SUMRU AYDIN

İSTANBUL
Veni Vidi Göz Hastanesi Uzman Hekimi Op. Dr. Özer Kavalcıoğlu  “Trans-PRK” tekniği adı verilen gelişmiş lazer yöntemi hakkında merak edilen her şeyi sizler için anlattı. Herkese sağlıklı ve mutlu haftalar dilerim. 

Bu yöntem hangi hastalara uygulanabiliyor?
Trans-PRK yöntemi, özellikle korneası ince olan hastalarda ve kornea yüzeyi normalden daha dik olan problemli olgularda tercih ediliyor. Korneaya temas edilmediği ve “küçük veya büyük, hiçbir kesi uygulanmadığı için”, lazerden sonra gelişebilen ve gözlükle düzelmeyecek kadar yüksek numaralı astigmat oluşması demek olan “ektazi” bu yöntemde görülmüyor. Bu yöntem, kesiden önce gözün sabit tutulması için uygulanan vakum halkasının yol açabileceği retina yırtılması riskini de ortadan kaldırıyor. Özellikle miyop ve astigmat hastalarda çok başarılı sonuçlar veren TransPRK lazer tedavisi, gözde iz bırakmıyor. Doku kaldırılarak uygulanan laser tedavilerinden sonra gözleri uzun süre darbelerden korumak gerekirken, Trans-PRK tedavisinden 3-4 gün sonra hastanın boks maçı yapması bile gözlere zarar vermiyor. Trans-PRK uygulaması, gözde iz bırakmıyor. Bu tedaviden bir ay sonra yapılacak göz muayenesinde, lazer tedavisinde uzmanlaşmış bir göz hekimi bile hastanın gözüne lazer yapılmış olduğunu anlayamaz. Trans-PRK  tedavisinden sonra gözlerin kapatılması gerekmiyor, hasta iki gözünü de açık tutarak evine gidebiliyor. Uygulama, aynı tedavi seansında iki göze birden yapılabiliyor.
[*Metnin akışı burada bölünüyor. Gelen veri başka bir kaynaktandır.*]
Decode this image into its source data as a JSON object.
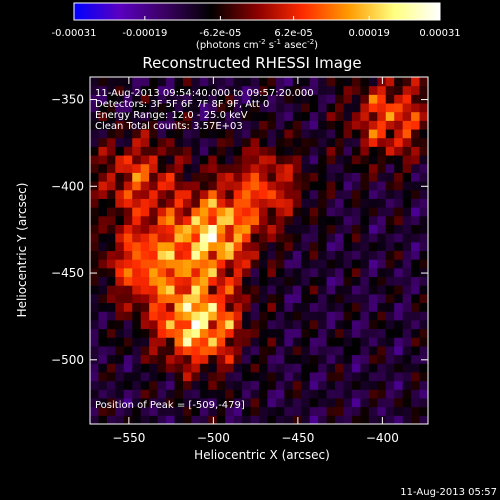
{
  "colorbar": {
    "tick_labels": [
      "-0.00031",
      "-0.00019",
      "-6.2e-05",
      "6.2e-05",
      "0.00019",
      "0.00031"
    ],
    "ticks": [
      -0.00031,
      -0.00019,
      -6.2e-05,
      6.2e-05,
      0.00019,
      0.00031
    ],
    "range": [
      -0.00031,
      0.00031
    ],
    "unit_label": "(photons cm",
    "unit_exp1": "-2",
    "unit_mid": " s",
    "unit_exp2": "-1",
    "unit_end": " asec",
    "unit_exp3": "-2",
    "unit_close": ")",
    "colors": [
      "#0000ff",
      "#5a00c0",
      "#3a0060",
      "#000000",
      "#8a0000",
      "#ff2a00",
      "#ff9a00",
      "#ffff80",
      "#ffffff"
    ]
  },
  "chart_data": {
    "type": "heatmap",
    "title": "Reconstructed RHESSI Image",
    "xlabel": "Heliocentric X (arcsec)",
    "ylabel": "Heliocentric Y (arcsec)",
    "xlim": [
      -573,
      -373
    ],
    "ylim": [
      -537,
      -337
    ],
    "x_ticks": [
      -550,
      -500,
      -450,
      -400
    ],
    "y_ticks": [
      -350,
      -400,
      -450,
      -500
    ],
    "x_tick_labels": [
      "−550",
      "−500",
      "−450",
      "−400"
    ],
    "y_tick_labels": [
      "−350",
      "−400",
      "−450",
      "−500"
    ],
    "annotations": [
      "11-Aug-2013 09:54:40.000 to 09:57:20.000",
      "Detectors: 3F 5F 6F 7F 8F 9F, Att 0",
      "Energy Range: 12.0 - 25.0 keV",
      "Clean     Total counts: 3.57E+03"
    ],
    "peak_label": "Position of Peak = [-509,-479]",
    "peak": [
      -509,
      -479
    ],
    "sources": [
      {
        "x": -509,
        "y": -479,
        "peak": 0.00031
      },
      {
        "x": -501,
        "y": -428,
        "peak": 0.00028
      },
      {
        "x": -540,
        "y": -445,
        "peak": 0.00017
      },
      {
        "x": -395,
        "y": -360,
        "peak": 0.00015
      },
      {
        "x": -545,
        "y": -395,
        "peak": 0.00012
      },
      {
        "x": -470,
        "y": -400,
        "peak": 0.00011
      }
    ]
  },
  "footer": {
    "timestamp": "11-Aug-2013 05:57"
  }
}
Trans-PRK yönteminin diğer lazer tedavi yöntemlerinden farkı nedir?
Bugüne kadar alışılagelmiş ve ‘LASIK’ veya ‘İ-LASIK’ olarak adlandırılan lazer tedavi tekniklerinde, gözdeki kornea dokusu özel bir bıçakla veya lazerle kesilerek uygulanıyor. Her ne kadar başarılı sonuçlar alınsa da bazı komplikasyonlar ortaya çıkabiliyor. Trans-PRK yönteminde ise ameliyattan önce gözün ön çeperinin alkolle eritilerek kazınması ya da çeperin bıçak veya başka bir lazer cihazıyla şapka gibi kaldırılması söz konusu değil. Bu yöntemde uzaktaki bir ışık kaynağına 50 saniyeden az bir süreyle bakmak yeterli oluyor.


Gece görüş problemlerine nasıl bir uygulama yapılıyor?
Halk arasında ‘kartal gözü’ olarak bilinen wavefront uygulamasında, göz içindeki ışık saçılmaları ve sapmaları gelişmiş bir yöntemle ölçülüyor ve lazer tedavisi buna göre ayarlanıyor. Gözlük ya da lensle bile düzeltilemeyen bu sapmalar, wavefront tekniğiyle düzeltildiğinde kişinin kendi göz yapısına uygun tedavi gerçekleşmiş oluyor. Bu yöntemle görme keskinliği en üst düzeye ulaştığı gibi gece görüş problemleri de en az seviyede kalıyor. Wavefront tedavisinin, göze dokunulmadan uygulanan Trans-PRK lazer tedavisiyle yapılması mümkün.